How does a software factory start to plan an MVP?

Although general MVP concepts are very accessible to public learning and practicing to build a commutable itinerary away the goal, just for this reading, we could highlight some basis (keywords: Problem-Public-Competitors)for fast-memo, such as:

  1. First, it must determine the trouble or need (or hobby) to resolve. Answer some big questions about targets, features, and hooks at clients in a previous and safe phase.
  2. Find an objective public to compact it at maximum. Meanwhile, Devs create some ‘avatars’ from it, checking statistic information such as ages, sex, education level, earnings, etc.
  3. Analyze the market objectively before your proposal, watching and researching potential competitors and proceed to recheck the balance, discovering weaknesses/advantages from others to set your hypothesis and marching behavior from MVP that belongs to you.
  4. Establish the UX’s flow. It means the path to follow while interacting with the product. This way may assimilate where and what features are more relevant to them, so develop the design, sequence algorithm, and many more periclase and valuable details.
  5. Try testing A/B mode on the MVP. Alpha tests are this class of proofs when it is evaluated by the immediate environment, as own Devs and closer people; and Betas ones include the same evaluation from real users that try the product at purpose during a bit time, to add elaborated opinions about it. This focused and cycling data source is dynamic until the result is caught.

 Final thoughts

The MVP is a crucial part of the startup process. It allows you to test your hypotheses without investing time and money into development. MVPs also will enable you to learn from users and make changes before you have a fully finished product.
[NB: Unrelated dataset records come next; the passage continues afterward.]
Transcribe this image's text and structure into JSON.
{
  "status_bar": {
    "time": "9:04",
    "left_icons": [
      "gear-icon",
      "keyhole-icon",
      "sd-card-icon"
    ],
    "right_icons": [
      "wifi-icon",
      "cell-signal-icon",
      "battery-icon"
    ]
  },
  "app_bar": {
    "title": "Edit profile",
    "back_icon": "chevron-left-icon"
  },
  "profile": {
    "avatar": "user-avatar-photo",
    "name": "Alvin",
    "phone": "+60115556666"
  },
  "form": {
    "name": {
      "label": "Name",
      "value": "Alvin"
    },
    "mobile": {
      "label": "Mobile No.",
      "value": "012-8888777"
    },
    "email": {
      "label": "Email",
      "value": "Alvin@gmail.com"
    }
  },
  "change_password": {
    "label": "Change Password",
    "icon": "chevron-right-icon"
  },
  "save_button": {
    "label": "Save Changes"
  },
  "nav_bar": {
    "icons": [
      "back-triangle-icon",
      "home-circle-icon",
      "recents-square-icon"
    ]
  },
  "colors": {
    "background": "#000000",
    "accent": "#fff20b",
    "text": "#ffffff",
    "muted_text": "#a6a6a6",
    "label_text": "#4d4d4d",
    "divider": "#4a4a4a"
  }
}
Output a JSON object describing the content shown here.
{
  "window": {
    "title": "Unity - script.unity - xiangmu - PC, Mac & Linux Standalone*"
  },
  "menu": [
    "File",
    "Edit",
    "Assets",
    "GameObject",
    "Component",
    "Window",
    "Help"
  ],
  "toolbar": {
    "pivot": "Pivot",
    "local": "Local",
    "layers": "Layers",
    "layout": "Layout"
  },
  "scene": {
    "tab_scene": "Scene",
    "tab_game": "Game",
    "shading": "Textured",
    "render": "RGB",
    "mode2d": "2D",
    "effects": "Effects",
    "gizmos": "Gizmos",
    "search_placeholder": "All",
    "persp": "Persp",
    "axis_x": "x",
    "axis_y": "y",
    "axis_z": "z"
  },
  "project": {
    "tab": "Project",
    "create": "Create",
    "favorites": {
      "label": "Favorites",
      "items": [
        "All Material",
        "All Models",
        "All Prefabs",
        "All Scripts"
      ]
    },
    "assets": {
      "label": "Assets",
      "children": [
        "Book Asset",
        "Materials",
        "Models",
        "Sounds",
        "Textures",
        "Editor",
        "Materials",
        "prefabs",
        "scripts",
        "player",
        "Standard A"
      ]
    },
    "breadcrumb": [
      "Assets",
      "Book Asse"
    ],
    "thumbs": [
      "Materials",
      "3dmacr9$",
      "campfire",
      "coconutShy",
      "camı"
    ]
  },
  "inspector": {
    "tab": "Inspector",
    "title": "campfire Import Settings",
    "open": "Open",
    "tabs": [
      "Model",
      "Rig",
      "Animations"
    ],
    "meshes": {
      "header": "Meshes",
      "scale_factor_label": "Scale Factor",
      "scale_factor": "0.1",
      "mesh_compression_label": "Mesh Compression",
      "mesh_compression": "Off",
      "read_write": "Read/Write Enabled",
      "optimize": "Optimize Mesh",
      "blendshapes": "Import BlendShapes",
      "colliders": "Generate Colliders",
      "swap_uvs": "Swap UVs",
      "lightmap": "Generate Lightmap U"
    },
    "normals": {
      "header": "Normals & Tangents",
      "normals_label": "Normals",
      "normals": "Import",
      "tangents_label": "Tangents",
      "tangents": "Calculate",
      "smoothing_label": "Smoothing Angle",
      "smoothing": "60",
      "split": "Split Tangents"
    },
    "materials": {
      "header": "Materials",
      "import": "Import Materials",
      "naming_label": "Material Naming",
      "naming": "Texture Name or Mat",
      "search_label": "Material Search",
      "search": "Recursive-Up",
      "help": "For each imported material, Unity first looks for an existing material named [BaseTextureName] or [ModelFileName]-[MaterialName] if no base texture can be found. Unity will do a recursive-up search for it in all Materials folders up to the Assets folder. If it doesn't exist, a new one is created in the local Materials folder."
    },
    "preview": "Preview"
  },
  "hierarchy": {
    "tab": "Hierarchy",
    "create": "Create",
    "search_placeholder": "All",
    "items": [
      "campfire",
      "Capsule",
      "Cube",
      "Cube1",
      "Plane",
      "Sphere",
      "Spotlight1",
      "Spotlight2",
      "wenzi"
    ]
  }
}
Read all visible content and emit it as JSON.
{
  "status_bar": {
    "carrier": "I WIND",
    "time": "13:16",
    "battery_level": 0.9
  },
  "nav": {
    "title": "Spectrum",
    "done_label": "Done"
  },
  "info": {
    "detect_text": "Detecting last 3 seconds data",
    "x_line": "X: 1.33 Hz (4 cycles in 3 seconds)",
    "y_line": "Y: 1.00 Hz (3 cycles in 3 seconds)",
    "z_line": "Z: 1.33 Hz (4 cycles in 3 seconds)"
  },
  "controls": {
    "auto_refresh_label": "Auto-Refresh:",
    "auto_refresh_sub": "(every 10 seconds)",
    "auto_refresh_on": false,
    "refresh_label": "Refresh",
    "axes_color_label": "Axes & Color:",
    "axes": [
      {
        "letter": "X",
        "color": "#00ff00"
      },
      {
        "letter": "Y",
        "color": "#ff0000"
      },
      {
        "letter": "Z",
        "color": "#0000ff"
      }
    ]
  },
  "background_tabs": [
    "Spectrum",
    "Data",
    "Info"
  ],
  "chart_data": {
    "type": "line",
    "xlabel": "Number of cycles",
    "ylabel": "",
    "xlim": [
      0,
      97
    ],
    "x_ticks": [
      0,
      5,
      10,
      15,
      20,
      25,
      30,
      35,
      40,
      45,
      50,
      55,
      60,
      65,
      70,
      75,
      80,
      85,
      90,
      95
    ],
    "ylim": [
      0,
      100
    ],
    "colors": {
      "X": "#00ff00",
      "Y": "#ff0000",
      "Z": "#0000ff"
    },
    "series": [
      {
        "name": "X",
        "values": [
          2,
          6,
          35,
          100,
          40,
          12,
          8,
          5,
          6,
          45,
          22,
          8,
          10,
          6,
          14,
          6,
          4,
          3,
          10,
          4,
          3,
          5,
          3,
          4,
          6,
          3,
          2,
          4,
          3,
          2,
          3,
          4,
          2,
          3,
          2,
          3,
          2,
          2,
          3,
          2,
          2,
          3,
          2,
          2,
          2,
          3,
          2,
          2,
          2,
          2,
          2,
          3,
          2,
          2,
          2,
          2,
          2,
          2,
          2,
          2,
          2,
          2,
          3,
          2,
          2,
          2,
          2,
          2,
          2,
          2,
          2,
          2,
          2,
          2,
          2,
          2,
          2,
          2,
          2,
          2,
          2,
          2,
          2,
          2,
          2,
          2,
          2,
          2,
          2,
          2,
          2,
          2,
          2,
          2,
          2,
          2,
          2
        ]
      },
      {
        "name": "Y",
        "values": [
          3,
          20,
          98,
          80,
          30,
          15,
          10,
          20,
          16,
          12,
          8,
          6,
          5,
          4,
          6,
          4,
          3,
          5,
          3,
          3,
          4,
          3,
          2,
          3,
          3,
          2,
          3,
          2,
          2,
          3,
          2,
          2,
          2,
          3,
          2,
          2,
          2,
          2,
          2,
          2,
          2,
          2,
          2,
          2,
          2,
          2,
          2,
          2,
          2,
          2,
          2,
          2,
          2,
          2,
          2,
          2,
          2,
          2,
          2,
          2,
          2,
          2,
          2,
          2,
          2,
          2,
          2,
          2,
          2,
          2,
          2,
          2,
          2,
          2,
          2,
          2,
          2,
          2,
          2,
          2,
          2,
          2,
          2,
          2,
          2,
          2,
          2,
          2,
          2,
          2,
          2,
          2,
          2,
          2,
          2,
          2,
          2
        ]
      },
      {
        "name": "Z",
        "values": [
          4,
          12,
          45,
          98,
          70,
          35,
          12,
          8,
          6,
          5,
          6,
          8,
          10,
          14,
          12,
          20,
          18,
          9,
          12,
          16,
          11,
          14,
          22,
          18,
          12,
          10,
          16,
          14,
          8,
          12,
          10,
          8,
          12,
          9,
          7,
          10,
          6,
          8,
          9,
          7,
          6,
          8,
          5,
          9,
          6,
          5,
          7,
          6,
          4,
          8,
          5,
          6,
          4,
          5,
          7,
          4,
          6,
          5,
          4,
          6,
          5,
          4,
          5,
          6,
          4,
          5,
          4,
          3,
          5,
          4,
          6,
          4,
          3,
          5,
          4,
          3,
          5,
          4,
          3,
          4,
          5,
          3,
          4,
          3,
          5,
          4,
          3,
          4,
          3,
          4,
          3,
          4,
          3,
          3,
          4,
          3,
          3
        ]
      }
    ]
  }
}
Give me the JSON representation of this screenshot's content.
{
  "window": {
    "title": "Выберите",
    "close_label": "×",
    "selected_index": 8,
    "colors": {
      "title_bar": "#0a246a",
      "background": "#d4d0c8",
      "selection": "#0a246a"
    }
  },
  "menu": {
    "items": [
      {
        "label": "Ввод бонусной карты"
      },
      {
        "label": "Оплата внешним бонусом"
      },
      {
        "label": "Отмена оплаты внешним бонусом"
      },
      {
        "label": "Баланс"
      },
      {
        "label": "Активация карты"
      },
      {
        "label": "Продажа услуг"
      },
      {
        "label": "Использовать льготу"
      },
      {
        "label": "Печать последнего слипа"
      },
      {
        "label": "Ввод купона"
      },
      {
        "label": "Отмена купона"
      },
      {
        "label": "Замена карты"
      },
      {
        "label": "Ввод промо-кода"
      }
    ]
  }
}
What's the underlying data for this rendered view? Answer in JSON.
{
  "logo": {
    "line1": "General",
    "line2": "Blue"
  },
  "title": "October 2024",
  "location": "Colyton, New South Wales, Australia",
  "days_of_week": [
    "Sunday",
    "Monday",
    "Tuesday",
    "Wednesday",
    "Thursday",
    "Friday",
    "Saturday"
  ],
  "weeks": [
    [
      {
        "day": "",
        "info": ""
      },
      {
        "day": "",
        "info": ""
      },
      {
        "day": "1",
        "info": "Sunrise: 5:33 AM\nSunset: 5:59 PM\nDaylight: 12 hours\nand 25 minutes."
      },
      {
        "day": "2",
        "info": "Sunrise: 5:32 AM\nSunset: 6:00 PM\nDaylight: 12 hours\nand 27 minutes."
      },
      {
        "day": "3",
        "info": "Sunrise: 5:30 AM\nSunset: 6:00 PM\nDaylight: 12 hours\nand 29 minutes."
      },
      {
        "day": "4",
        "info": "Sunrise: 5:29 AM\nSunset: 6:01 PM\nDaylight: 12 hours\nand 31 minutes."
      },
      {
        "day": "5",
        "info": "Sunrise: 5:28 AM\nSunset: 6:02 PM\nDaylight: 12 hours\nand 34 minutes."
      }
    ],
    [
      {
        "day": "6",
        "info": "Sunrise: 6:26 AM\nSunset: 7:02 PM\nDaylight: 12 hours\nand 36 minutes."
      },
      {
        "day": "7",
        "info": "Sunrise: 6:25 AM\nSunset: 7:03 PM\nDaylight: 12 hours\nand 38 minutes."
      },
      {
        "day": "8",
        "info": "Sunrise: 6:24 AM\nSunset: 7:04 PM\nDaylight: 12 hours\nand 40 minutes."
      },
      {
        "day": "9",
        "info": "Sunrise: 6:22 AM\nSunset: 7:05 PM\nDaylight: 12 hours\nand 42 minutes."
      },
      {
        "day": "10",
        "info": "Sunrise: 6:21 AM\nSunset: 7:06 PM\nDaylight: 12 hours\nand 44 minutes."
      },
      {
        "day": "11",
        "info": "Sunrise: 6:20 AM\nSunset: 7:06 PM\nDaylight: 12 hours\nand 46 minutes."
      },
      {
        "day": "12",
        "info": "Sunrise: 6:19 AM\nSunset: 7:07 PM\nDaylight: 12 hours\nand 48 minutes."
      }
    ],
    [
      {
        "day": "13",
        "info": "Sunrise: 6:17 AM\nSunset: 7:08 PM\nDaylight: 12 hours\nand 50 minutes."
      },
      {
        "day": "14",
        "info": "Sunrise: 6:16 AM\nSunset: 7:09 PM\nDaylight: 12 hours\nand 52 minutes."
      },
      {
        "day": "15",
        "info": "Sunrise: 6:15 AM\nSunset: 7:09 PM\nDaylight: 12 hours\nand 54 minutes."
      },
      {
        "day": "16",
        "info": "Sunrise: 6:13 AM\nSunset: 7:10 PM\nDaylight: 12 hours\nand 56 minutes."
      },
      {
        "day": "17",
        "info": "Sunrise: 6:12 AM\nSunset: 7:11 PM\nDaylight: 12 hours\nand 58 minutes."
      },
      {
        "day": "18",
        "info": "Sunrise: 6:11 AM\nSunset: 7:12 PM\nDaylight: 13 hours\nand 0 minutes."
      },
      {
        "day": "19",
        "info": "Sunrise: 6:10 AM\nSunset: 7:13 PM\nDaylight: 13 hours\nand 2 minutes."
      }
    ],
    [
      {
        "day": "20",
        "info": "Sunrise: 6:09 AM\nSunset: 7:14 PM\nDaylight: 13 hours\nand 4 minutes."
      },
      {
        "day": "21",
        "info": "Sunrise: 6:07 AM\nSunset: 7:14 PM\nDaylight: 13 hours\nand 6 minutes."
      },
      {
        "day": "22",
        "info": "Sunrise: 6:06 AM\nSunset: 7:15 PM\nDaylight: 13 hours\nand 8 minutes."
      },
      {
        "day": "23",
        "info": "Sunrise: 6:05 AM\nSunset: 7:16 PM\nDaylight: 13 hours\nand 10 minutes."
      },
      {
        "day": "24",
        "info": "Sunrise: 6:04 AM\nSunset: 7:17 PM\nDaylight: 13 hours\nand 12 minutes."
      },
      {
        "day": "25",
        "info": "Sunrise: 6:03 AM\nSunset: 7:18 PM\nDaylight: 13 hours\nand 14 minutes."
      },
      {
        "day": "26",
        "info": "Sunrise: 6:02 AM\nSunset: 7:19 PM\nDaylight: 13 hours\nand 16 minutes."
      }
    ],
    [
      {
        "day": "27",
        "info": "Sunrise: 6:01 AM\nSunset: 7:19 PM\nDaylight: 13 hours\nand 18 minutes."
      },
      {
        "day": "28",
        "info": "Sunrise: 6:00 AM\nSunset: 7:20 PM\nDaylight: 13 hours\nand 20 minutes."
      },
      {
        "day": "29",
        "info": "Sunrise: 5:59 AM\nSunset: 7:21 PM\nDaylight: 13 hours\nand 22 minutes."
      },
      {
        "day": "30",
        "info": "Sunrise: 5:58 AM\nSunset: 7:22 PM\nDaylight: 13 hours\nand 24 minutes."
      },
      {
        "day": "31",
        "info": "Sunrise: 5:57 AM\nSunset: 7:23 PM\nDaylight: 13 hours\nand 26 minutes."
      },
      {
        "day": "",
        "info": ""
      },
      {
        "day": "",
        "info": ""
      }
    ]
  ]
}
Building an MVP can be a great way to gain valuable experience and knowledge if you don’t have much experience building products. MVPs also allow you to start small and focus on the essentials.

An MVP is not a finished product but a living, breathing thing that you continue to work on and improve over time. Ultimately, the goal of an MVP is to validate your hypotheses, collect feedback from users, and adjust your solution as needed.


  • MVPs may be used to test the product and the marketing. For example, cookies, mail lists behaviors, conversions, ROI, costs, operative spending, and design.
  • The truth is that several types of MVPdo exist. In the middle of all this previous information, suddenly, you would find additional tags that define each process of creating and developing. Thus, it would help if you faced these main things as Wizard of Oz, which is suitable for testing the solution, counting with a few features. Piecemeal is the best to try ideas, already existing services, and sites without paying extra resources. Concierge MVP refers to a human-based resolving method with solutions at the reviews taken from real subjects as first ‘consumers’ and picks up constructive feedback winning time; and Single Feature type, called ‘One painkiller’ as a template to verify the technical feasibility of the baby product. Say just the meaningful ones. Only.
  • You can find and onboard an in-house developer or outsource the process to build an MVP. The excellent advice is to choose an off-site team for MVP product development. Two reasons: it is seamless and budget-friendly.